Als der große Veränderer Mehdorn die Weichen stellte und der SPD-Verkehrsminister Tiefensee (auch intern Pfütze genannt) ihm dabei den Rücken freihielt, ahnten damals einige, was alle heute entsetzt sehen: Für den Börsengang (Privatisierung) wurde die Bürgerbahn fertig gemacht: Zum Beispiel wurden Wartungsintervalle verlängert bei gleichzeitiger Schließung von Wartungsbetrieben. Kaum Neuanschaffungen, aber Verringerung der Zahl von Ersatzfahrzeugen, Zusammenlegungen und Personalabbau. Konzentration auf profitable Schnellverkehrstrassen (da werden Milliarden ausgegeben um 10 Minuten schneller zu sein) und den boomenden Güterverkehr.

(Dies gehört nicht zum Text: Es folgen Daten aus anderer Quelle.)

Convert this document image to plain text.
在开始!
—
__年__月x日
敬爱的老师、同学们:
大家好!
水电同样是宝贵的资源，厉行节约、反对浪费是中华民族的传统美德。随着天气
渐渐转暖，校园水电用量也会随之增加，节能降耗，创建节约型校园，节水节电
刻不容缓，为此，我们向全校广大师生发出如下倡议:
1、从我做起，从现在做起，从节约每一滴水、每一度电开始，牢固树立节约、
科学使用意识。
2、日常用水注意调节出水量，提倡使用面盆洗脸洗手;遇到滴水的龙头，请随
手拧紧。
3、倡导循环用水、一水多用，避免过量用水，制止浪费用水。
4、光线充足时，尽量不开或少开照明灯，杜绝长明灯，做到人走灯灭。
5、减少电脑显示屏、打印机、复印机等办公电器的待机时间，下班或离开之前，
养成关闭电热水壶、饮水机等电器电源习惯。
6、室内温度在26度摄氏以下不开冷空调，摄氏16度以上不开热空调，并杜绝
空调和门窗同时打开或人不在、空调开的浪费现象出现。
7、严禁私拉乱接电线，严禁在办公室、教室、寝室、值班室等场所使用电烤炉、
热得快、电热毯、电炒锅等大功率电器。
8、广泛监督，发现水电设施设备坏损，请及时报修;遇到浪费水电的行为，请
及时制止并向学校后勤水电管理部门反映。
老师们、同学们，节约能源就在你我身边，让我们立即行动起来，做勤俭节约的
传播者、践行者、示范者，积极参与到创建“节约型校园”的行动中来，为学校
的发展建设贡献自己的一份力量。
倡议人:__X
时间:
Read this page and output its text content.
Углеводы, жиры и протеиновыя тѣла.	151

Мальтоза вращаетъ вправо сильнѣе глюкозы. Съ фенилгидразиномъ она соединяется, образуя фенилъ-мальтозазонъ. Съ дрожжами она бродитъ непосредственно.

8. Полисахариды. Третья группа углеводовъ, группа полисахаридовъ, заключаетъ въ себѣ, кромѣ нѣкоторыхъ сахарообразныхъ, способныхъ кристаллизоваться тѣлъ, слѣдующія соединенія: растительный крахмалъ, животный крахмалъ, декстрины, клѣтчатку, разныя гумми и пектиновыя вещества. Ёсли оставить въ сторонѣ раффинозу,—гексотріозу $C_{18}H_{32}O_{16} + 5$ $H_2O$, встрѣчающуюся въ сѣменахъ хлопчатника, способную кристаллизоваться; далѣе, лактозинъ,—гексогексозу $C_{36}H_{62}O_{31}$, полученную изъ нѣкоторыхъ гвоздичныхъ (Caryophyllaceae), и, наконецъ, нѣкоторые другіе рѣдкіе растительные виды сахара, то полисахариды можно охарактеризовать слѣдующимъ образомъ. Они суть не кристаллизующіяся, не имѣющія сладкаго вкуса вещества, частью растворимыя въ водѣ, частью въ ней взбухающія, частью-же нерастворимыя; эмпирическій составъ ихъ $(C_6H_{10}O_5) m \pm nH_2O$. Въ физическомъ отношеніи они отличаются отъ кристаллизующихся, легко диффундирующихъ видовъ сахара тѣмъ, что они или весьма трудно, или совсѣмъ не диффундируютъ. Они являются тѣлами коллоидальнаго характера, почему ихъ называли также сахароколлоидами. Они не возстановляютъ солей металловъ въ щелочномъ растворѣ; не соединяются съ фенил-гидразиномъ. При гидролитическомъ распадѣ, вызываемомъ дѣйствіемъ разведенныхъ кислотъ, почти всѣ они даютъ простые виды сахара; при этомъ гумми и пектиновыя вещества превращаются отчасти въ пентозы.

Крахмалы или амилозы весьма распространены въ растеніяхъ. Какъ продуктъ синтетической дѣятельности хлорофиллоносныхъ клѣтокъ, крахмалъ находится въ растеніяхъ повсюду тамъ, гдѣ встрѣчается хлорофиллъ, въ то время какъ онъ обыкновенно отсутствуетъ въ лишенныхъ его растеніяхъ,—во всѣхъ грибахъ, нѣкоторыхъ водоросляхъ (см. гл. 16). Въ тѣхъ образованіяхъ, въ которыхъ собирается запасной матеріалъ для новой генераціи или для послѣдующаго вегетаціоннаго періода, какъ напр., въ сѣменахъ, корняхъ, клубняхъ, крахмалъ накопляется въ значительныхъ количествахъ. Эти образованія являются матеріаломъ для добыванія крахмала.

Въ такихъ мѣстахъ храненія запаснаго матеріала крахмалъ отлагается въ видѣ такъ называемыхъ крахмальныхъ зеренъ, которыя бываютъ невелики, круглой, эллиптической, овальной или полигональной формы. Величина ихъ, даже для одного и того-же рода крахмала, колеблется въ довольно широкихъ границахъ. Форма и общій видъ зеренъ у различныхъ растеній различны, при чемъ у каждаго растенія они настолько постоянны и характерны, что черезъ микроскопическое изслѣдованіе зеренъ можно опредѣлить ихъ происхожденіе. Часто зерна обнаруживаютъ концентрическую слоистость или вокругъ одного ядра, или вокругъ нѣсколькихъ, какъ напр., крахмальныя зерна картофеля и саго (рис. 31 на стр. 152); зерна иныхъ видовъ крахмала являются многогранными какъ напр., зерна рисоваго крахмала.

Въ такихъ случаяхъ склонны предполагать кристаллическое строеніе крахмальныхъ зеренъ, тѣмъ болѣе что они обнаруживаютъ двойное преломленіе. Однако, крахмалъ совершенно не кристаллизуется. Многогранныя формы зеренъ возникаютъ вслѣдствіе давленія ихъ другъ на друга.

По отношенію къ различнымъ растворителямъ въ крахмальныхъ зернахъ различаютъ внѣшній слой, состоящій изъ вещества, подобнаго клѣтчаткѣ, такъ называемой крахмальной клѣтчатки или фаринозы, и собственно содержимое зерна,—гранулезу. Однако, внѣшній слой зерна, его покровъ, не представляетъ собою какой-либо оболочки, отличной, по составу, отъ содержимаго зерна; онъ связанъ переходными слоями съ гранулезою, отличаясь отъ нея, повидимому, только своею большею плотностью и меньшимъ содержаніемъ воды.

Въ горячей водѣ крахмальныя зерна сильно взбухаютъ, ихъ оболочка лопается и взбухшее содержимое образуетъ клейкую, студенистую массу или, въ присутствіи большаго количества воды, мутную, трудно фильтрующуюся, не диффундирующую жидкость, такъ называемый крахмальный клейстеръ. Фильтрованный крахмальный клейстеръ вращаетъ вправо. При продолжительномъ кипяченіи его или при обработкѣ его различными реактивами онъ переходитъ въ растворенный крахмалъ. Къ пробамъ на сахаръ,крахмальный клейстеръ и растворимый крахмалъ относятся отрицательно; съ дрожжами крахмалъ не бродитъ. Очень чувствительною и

Nur was hohe Rendite versprach, war wichtig, die Daseinsvorsorge für die gesamte Bevölkerung in der Fläche wurde stark vernachlässigt. Ein Drittel der Bahnhöfe seit der Bahnreform 1994 wurde dicht gemacht und jede zweite Weiche abgebaut. Das Schienennetz wurde um 17 Prozent reduziert - unter Beseitigung von Überholgleisen und Gleisanschlüssen. Weniger rentable Strecken wurden sofort privatisiert, auf den anderen fahren verschmutzte, unpünktliche Uraltzüge durch marode Bahnhöfe.

Notwendige Finanzmittel zur Infrastrukturverbesserung in der Fläche verschwinden in skandalösen Großprojekten wie in Stuttgart21 oder unsinnigen Auslandsinvestitionen wie in den Zukäufen von Güterbahnen in Spanien, Polen und der britischen Güterbahn English Welsh & Scottish Railway (400 Millionen Euro). Selbst die Wüste lockt die DB. In Katar und den Vereinigten Arabischen Emiraten (VAE) will der Staatskonzern zusammen mit der Bahnindustrie komplette Eisenbahnnetze errichten. Geschätztes Auftragsvolumen: Jeweils ein zweistelliger Milliardenbetrag.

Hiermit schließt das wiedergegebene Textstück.